Islamabad (Staff Report/Agencies): The federal government is reviewing its strategy with regard to the banned Tehreek-e-Taliban Pakistan (TTP) after the group called off truce, announcing terrorist attacks across Pakistan.
On Monday, the TTP said that they have called off a ceasefire agreed with the federal government in June and ordered its militants to stage terrorist attacks across the country, a statement from the banned terror outfit said.
The TTP, a separate entity from the Taliban in Afghanistan but sharing a similar hardline ideology, have been responsible for hundreds of attacks and thousands of deaths since emerging in 2007.
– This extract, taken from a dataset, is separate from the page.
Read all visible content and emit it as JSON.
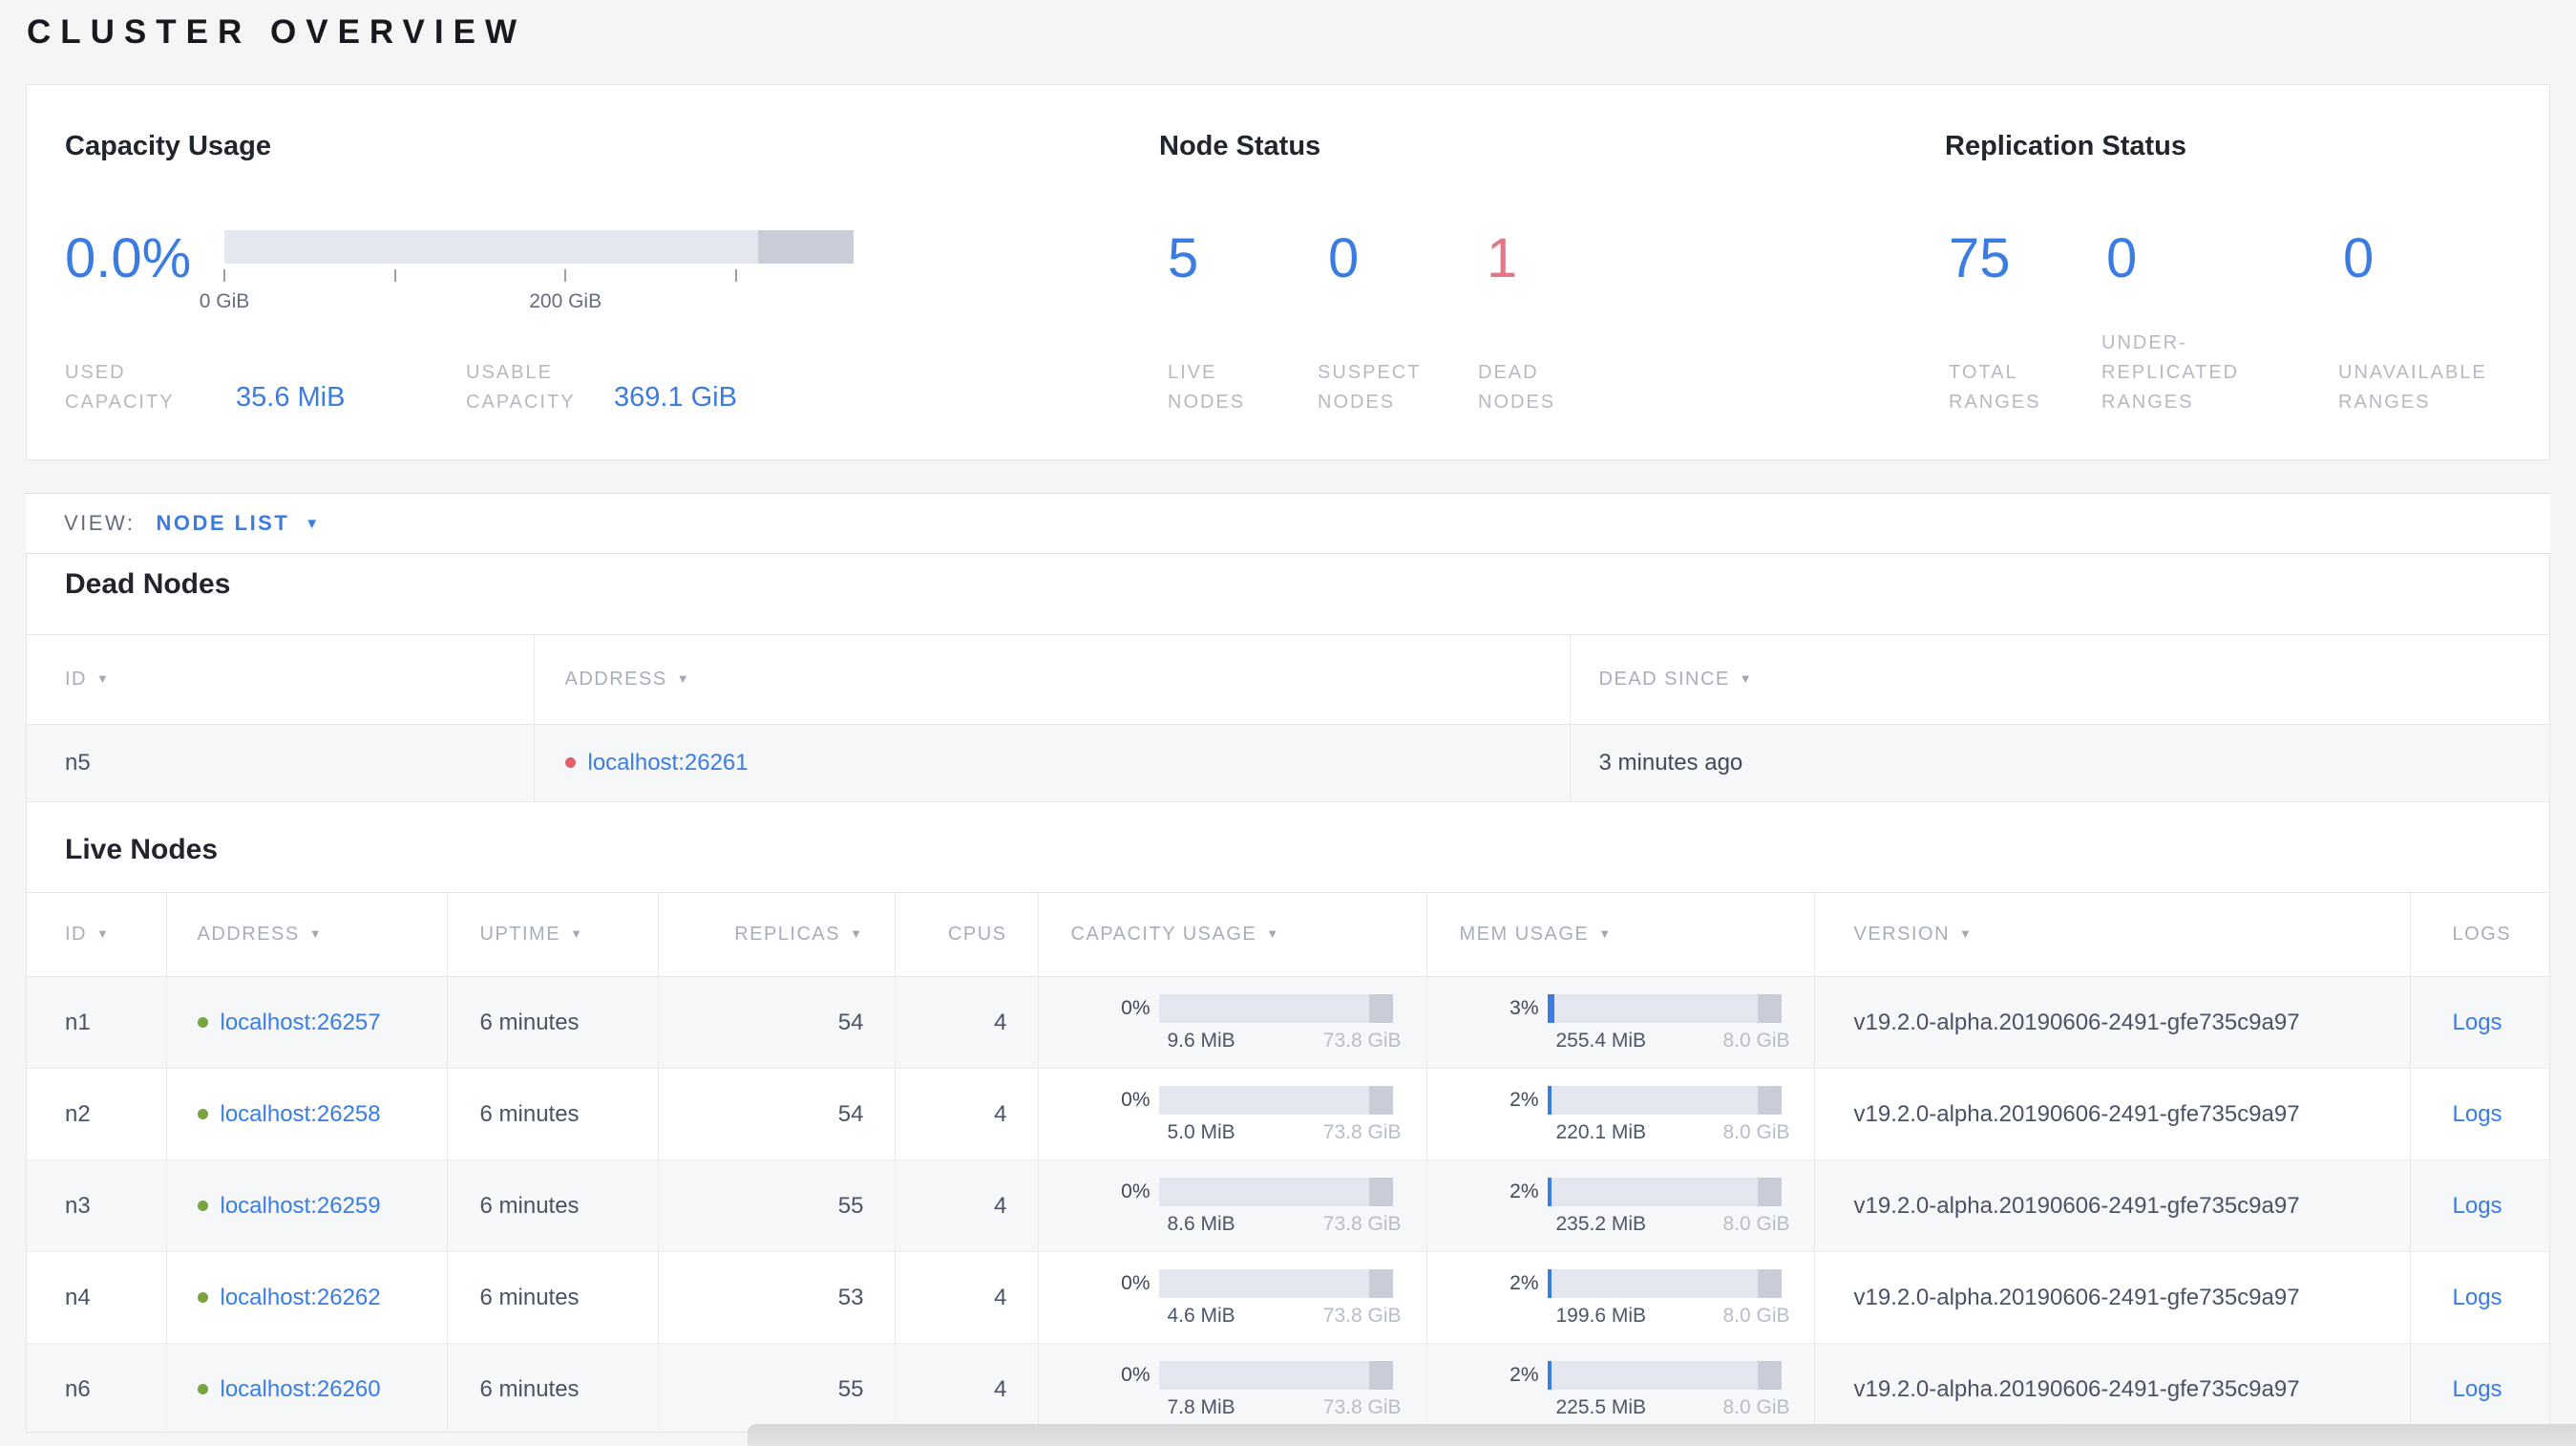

The government and the TTP had agreed to a truce earlier this year after Afghanistan's new Taliban rulers took a prominent role in brokering peace talks, but negotiations made little progress and there were frequent breaches.
The talks reached a deadlock as the terror group refused to budge from its demand for the reversal of the merger of erstwhile Fata with the Khyber-Pakhtunkhwa province. There has also been a stalemate over the issue of TTP laying down their arms in case of a peace deal, which would enable them to return to their homeland.
Sources familiar with the development revealed that there had been a series of meetings between the two sides in recent weeks to break the impasse yet there had been no breakthrough so far.